标签:
一、表说明同“学生——成绩表2.1”
二、目录
选课情况
1. 查询学过"张三"老师授课的同学的信息
2. 查询没学过"张三"老师授课的同学的信息
3. 查询选修了全部课程的学生信息
4. 查询没有学全所有课程的同学的信息
5. 查询出只选有两门课程的全部学生的学号和姓名
6. 检索至少选修两门课程的学生学号
7. 查询每门课程被选修的学生数
8. 查询学过编号为"01"并且也学过编号为"02"的课程的同学的信息
9. 查询学过编号为"01"但是没有学过编号为"02"的课程的同学的信息
10. 查询学过编号为"01"并且也学过编号为"02"的但是没有学过课程"03"的同学的信息
11. 查询至少有一门课与学号为"01"的同学所学相同的同学的信息
12. 查询和"01"号的同学学习的课程完全相同的其他同学的信息
三、查询
1.查询学过"张三"老师授课的同学的信息
select distinct Student.* from Student , SCore , Course , Teacher where Student.s_id= SCore.s_id and SCore.C_id = Course.C_id and Course.T_id = Teacher.T_id and Teacher.Tname = ‘张三‘ order by Student.S_id
2.查询没学过"张三"老师授课的同学的信息
select student.* from student where student.S_id not in (select distinct score.S_id from score , course , teacher where score.C_id = course.C_id and course.T_id = teacher.T_id and teacher.tname = N‘张三‘) order by student.S_id
3.查询选修了全部课程的学生信息
方法1
select student.* from student where S_id in (select S_id from score group by S_id having count(1) = (select count(1) from course))
方法2 使用双重否定来完成
select t.* from student t where t.S_id not in( select distinct m.S_id from ( select S_id , C_id from student , course) m where not exists (select 1 from score n where n.S_id = m.S_id and n.C_id = m.C_id) )
方法3 使用双重否定来完成
select t.* from student t where not exists(select 1 from( select distinct m.S_id from( select S_id , C_id from student , course) m where not exists (select 1 from score n where n.S_id = m.S_id and n.C_id = m.C_id) ) k where k.S_id = t.S_id)
4. 查询没有学全所有课程的同学的信息
4.1不包括什么课都没选的同学
select Student.* from Student , SCore where Student.S_id = SCore.S_id group by Student.S_id , Student.Sname , Student.Sage , Student.Ssex having count(C_id) < (select count(C_id) from Course)
4.2包括什么课都没选的同学
select Student.* from Student left join SCore on Student.S_id = SCore.S_id group by Student.S_id , Student.Sname , Student.Sage , Student.Ssex having count(C_id) < (select count(C_id) from Course)
5.查询出只选有两门课程的全部学生的学号和姓名
select Student.S_id, Student.Sname from Student , SCore where Student.S_id = SCore.S_id group by Student.S_id , Student.Sname having count(SCore.S_id) = 2 order by Student.S_id
6. 检索至少选修两门课程的学生学号
select student.S_id, student.Sname from student , SCore where student.S_id = SCore.S_id group by student.S_id , student.Sname having count(1) >= 2 order by student.S_id
7. 查询每门课程被选修的学生数
7.1 只在score表中查询
select c_id , count(S_id) 学生数 from score group by c_id
7.2在score表、Course表中查询
select Course.C_id , Course.Cname , count(*) 学生人数 from Course , SCore where Course.C_id = SCore.C_id group by Course.C_id , Course.Cname order by Course.C_id , Course.Cname
7.3 统计每门课程的学生选修人数(超过5人的课程才统计)。

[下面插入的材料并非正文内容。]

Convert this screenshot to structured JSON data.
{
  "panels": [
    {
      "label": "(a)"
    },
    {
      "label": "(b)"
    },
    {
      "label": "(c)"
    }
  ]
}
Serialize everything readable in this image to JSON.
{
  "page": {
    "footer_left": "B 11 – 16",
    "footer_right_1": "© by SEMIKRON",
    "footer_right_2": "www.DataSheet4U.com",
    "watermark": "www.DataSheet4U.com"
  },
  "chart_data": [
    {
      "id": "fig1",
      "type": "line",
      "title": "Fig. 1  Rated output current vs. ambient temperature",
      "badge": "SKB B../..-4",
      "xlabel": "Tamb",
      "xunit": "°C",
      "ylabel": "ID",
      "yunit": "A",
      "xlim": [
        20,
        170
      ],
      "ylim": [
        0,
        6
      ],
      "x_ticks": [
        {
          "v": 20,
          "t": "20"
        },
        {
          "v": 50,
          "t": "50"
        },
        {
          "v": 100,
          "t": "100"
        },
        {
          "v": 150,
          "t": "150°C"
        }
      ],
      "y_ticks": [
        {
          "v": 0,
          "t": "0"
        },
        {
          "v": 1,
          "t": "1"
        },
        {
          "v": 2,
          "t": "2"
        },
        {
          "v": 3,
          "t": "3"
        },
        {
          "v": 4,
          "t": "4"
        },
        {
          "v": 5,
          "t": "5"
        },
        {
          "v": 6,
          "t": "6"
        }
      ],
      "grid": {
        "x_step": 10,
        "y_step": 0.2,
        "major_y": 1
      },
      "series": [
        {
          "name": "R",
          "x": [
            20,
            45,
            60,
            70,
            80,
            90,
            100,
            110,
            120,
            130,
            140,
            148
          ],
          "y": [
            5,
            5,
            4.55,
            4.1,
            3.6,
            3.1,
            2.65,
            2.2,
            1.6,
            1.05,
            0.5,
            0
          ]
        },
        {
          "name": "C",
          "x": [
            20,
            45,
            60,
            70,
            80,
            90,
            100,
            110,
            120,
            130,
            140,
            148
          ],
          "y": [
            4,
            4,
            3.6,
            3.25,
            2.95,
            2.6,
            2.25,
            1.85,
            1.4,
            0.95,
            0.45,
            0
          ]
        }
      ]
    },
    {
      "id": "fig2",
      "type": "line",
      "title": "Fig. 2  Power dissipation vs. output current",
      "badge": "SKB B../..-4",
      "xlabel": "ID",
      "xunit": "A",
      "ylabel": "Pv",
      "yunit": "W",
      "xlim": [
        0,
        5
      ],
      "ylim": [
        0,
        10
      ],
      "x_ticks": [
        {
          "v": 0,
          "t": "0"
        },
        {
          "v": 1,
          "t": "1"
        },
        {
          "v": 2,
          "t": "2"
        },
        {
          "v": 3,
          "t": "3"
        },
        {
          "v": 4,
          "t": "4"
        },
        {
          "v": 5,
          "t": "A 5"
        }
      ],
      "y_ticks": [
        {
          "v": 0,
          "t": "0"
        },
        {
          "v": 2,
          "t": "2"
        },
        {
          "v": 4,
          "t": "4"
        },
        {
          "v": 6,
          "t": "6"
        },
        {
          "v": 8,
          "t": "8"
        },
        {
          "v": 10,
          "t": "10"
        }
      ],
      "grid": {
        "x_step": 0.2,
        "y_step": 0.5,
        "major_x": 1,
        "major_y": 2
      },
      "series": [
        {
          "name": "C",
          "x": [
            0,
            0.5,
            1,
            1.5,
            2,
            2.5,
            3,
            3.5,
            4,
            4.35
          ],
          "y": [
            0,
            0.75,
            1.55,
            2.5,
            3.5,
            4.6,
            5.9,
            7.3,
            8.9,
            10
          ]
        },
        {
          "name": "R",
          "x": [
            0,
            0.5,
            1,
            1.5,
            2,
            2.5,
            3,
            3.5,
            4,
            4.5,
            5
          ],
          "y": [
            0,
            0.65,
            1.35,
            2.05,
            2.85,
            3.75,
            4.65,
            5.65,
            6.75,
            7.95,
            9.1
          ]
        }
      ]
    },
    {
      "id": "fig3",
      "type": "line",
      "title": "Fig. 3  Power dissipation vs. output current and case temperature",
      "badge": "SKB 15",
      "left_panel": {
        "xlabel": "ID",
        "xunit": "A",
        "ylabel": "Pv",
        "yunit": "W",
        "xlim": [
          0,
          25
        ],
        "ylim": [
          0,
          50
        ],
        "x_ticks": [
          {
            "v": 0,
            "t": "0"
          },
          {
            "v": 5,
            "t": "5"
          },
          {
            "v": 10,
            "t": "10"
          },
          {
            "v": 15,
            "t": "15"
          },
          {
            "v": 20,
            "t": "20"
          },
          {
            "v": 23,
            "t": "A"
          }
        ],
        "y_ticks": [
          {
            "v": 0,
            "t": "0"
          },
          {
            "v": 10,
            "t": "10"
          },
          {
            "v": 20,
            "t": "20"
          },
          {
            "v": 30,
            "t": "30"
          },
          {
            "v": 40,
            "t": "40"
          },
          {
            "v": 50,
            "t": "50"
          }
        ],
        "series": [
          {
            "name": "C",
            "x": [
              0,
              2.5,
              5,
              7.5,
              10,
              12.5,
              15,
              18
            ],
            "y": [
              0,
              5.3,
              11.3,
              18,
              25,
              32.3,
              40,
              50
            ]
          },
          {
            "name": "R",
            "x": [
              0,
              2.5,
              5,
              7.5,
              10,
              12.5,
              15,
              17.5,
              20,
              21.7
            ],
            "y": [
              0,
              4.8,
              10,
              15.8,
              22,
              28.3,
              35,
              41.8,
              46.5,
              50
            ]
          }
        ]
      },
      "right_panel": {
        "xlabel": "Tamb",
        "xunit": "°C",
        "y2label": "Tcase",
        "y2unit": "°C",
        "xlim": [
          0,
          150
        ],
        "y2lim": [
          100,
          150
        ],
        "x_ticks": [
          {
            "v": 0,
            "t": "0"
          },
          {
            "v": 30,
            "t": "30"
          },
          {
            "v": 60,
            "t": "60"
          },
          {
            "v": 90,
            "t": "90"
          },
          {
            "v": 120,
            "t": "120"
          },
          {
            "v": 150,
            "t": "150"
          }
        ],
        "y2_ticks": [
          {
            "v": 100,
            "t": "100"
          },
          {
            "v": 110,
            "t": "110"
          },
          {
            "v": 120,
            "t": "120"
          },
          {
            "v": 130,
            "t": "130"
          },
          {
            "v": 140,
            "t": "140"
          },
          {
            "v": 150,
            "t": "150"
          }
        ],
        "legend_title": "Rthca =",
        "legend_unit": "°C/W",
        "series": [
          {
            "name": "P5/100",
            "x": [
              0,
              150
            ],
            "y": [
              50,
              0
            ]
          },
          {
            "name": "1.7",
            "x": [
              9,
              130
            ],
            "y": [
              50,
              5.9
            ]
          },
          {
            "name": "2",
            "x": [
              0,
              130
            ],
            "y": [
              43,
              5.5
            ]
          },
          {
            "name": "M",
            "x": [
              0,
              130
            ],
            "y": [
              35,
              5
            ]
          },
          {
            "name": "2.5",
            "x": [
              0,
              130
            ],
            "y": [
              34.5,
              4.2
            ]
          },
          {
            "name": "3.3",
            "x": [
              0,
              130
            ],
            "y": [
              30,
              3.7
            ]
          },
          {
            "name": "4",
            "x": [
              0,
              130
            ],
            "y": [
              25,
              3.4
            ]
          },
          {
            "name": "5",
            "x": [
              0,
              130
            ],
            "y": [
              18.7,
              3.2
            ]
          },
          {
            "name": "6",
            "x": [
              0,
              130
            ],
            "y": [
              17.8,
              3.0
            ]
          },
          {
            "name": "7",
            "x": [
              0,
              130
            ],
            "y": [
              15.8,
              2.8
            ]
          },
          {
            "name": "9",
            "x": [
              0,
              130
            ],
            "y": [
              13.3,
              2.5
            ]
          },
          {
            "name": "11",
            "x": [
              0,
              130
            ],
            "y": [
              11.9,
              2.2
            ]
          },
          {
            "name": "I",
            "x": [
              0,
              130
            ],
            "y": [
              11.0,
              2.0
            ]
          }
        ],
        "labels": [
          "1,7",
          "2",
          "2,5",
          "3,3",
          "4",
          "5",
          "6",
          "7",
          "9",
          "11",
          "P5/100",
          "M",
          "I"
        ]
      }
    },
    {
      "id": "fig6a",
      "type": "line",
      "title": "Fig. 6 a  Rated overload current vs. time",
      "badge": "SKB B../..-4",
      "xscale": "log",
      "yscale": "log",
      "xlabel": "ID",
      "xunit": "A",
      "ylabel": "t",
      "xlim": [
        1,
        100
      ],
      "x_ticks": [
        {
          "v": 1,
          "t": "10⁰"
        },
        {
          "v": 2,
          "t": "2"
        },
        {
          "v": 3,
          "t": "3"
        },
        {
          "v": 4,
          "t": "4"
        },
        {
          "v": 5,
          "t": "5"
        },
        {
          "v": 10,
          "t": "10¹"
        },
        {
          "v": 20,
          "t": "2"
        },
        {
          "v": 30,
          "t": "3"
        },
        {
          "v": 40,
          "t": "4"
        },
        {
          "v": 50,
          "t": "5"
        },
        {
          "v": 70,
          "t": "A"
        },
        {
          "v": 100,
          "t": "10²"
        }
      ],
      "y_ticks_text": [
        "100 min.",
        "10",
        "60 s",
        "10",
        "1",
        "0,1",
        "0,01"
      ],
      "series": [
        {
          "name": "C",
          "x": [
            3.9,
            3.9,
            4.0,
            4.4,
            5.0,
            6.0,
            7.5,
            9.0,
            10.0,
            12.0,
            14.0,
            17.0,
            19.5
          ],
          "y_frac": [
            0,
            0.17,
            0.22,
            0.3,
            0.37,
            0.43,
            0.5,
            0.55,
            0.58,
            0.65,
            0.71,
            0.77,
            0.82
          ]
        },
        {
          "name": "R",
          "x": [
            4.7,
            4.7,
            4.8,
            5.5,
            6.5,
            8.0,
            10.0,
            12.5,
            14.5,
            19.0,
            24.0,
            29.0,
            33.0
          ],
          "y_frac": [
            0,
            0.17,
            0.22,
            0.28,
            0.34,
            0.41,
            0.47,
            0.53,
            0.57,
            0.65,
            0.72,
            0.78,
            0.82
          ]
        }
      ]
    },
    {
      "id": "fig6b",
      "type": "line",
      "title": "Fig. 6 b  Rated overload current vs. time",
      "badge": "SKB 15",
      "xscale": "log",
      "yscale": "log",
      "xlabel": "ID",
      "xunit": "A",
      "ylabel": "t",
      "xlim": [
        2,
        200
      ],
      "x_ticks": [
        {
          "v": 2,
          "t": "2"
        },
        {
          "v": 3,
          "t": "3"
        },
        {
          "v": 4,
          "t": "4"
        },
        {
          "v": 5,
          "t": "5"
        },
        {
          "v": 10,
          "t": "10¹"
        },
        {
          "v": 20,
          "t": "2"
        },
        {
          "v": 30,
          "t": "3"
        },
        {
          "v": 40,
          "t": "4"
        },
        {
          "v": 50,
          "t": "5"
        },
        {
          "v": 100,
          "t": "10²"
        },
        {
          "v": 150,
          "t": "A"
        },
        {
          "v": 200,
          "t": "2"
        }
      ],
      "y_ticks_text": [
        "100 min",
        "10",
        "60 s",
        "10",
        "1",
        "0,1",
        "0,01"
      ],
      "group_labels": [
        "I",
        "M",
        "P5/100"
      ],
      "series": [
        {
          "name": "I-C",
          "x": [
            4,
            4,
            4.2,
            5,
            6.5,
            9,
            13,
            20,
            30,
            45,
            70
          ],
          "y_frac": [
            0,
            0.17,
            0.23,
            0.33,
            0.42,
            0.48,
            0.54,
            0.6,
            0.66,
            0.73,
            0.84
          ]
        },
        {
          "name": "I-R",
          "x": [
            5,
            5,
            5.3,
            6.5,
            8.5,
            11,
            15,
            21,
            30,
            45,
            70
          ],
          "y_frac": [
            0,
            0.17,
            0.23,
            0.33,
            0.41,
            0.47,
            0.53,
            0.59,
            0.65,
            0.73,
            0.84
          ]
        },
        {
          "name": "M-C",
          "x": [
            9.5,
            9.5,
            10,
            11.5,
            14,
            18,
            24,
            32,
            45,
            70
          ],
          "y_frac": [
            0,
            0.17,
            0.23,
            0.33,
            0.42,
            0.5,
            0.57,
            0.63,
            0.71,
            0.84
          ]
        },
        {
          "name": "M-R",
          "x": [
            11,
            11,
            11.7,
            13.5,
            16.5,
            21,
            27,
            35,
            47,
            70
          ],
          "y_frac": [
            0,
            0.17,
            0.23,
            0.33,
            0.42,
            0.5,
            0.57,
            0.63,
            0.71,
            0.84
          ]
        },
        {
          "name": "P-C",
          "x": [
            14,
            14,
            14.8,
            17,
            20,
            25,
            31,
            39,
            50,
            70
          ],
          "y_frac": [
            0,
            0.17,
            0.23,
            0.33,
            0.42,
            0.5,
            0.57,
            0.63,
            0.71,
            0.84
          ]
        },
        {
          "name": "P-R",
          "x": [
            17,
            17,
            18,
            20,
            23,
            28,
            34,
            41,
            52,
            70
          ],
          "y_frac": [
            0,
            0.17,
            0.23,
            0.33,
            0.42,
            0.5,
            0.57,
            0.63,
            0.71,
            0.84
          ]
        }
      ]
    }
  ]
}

要求输出课程号和选修人数,查询结果按人数降序排列,若人数相同,按课程号升序排列
select Course.C_id, Course.Cname , count(*) 学生人数 from Course , SCore where Course.C_id = SCore.C_id group by Course.C_id , Course.Cname having count(*) >= 5 order by 学生人数 desc , Course.C_id
8.查询学过编号为"01"并且也学过编号为"02"的课程的同学的信息
方法1
select Student.* from Student , SCore where Student.S_id = SCore.S_id and SCore.C_id= ‘01‘ and exists ( Select 1 from SCore SC_2 where SC_2.S_id = SCore.S_id and SC_2.C_id= ‘02‘) order by Student.S_id
方法2
select Student.* from Student , SCore where Student.S_id = SCore.S_id and SCore.C_id = ‘02‘ and exists (Select 1 from SCore SC_2 where SC_2.S_id = SCore.S_id and SC_2.C_id = ‘01‘) order by Student.S_id
方法3
select m.* from Student m where S_id in( select S_id from( select distinct S_id from SCore where C_id = ‘01‘ union all select distinct S_id from SCore where C_id = ‘02‘ ) t group by S_id having count(1) = 2 ) order by m.S_id
9.查询学过编号为"01"但是没有学过编号为"02"的课程的同学的信息
方法1
select Student.* from Student , SCore where Student.S_id = SCore.S_id and SCore.C_id = ‘01‘ and not exists ( Select 1 from SCore SC_2 where SC_2.S_id = SCore.S_id and SC_2.C_id = ‘02‘) order by Student.S_id
方法2
select Student.* from Student , SCore where Student.S_id = SCore.S_id and SCore.C_id = ‘01‘ and Student.S_id not in ( Select SC_2.S_id from SCore SC_2 where SC_2.S_id = SCore.S_id and SC_2.C_id = ‘02‘) order by Student.S_id
10.查询学过编号为"01"并且也学过编号为"02"的但是没有学过课程"03"的同学的信息
select Student.* from Student , SCore where Student.S_id = SCore.S_id and SCore.C_id= ‘01‘ and exists ( Select 1 from SCore SC_2 where SC_2.S_id = SCore.S_id and SC_2.C_id= ‘02‘) and not exists( Select 1 from SCore SC_3 where SC_3.S_id = SCore.S_id and SC_3.C_id= ‘03‘) order by Student.S_id
11.查询至少有一门课与学号为"01"的同学所学相同的同学的信息
select distinct Student.* from Student , SCore where Student.S_id = SCore.S_id and SCore.C_id in (select C_id from SCore where S_id = ‘01‘) and Student.S_id <> ‘01‘
12.查询和"01"号的同学学习的课程完全相同的其他同学的信息
select Student.* from Student where S_id in (select distinct SCore.S_id from SCore where S_id <> ‘01‘ and SCore.C_id in (select distinct C_id from SCore where S_id = ‘01‘) group by SCore.S_id having count(1) = (select count(1) from SCore where S_id=‘01‘))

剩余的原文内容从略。